An ill-fitting name: sickroom. Geoffrey wasn’t sick. I sensed his death before I entered.
Geoffrey was dead. Because of a bee.
Because of me.
It made no sense. I’d been stung plenty of times, especially while training as the junior. Bee stings hurt but the swelling went away. A sting never killed a person. Not as far as I knew.
The councillors crowded the sickbed but I hung back, standing by the bamboo wall separating the nursery from the sickroom. I could hear the racket of children returning from dinner on the other side. Some were arguing over whose turn it was on the rocking horse. Others resumed their games of snakes-and-ladders, dice rattling across the floor.
How I wished I could be just a child in the nursery and not a girl burdened with an old man’s death.
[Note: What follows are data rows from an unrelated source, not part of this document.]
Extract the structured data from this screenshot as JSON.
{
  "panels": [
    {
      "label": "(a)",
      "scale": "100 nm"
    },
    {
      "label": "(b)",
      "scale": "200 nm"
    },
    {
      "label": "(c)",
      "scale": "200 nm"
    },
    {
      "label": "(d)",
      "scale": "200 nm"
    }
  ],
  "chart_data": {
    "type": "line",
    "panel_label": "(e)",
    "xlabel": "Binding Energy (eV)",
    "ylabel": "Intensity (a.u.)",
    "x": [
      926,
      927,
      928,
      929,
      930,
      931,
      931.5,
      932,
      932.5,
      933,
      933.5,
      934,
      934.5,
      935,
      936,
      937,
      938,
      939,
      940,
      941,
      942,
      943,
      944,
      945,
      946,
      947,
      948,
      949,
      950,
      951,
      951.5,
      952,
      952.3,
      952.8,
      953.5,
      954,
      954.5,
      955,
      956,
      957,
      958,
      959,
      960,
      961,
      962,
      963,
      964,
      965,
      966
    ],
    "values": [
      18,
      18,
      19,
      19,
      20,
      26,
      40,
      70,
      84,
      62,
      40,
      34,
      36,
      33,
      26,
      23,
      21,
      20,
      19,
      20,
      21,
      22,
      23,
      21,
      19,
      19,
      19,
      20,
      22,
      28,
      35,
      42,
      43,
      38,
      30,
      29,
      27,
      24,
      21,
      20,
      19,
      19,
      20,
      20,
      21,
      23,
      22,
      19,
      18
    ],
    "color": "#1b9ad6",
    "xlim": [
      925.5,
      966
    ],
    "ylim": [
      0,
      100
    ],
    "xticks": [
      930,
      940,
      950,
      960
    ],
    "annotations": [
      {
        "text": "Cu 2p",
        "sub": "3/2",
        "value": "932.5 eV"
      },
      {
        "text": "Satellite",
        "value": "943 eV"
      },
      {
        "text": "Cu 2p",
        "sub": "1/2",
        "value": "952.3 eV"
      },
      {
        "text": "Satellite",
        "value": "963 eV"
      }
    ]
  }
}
Along the sickroom wall, potted medicinals hung on hooks. My elbow bumped one, causing it to spin on its rope. Though it smelled like sage, I knew it wouldn’t be. Plants grown in the sickroom were purely for healing, not eating. As children, we’d been told the long name for each medicinal. We’d learned that some were for cramps, some for sleeping, some for tired blood or sore eyes or crying babies. Some, like feverfew, were for headpains. Medicinals could be dangerous, we were told, which was why they were only grown in the sickroom, under the watchful eyes of doctors. But of the hundreds of medicinals, why wasn’t there one to heal a bee sting?
I stared at the small rounded leaves of the sage-like plant. I couldn’t bring myself to look at the body.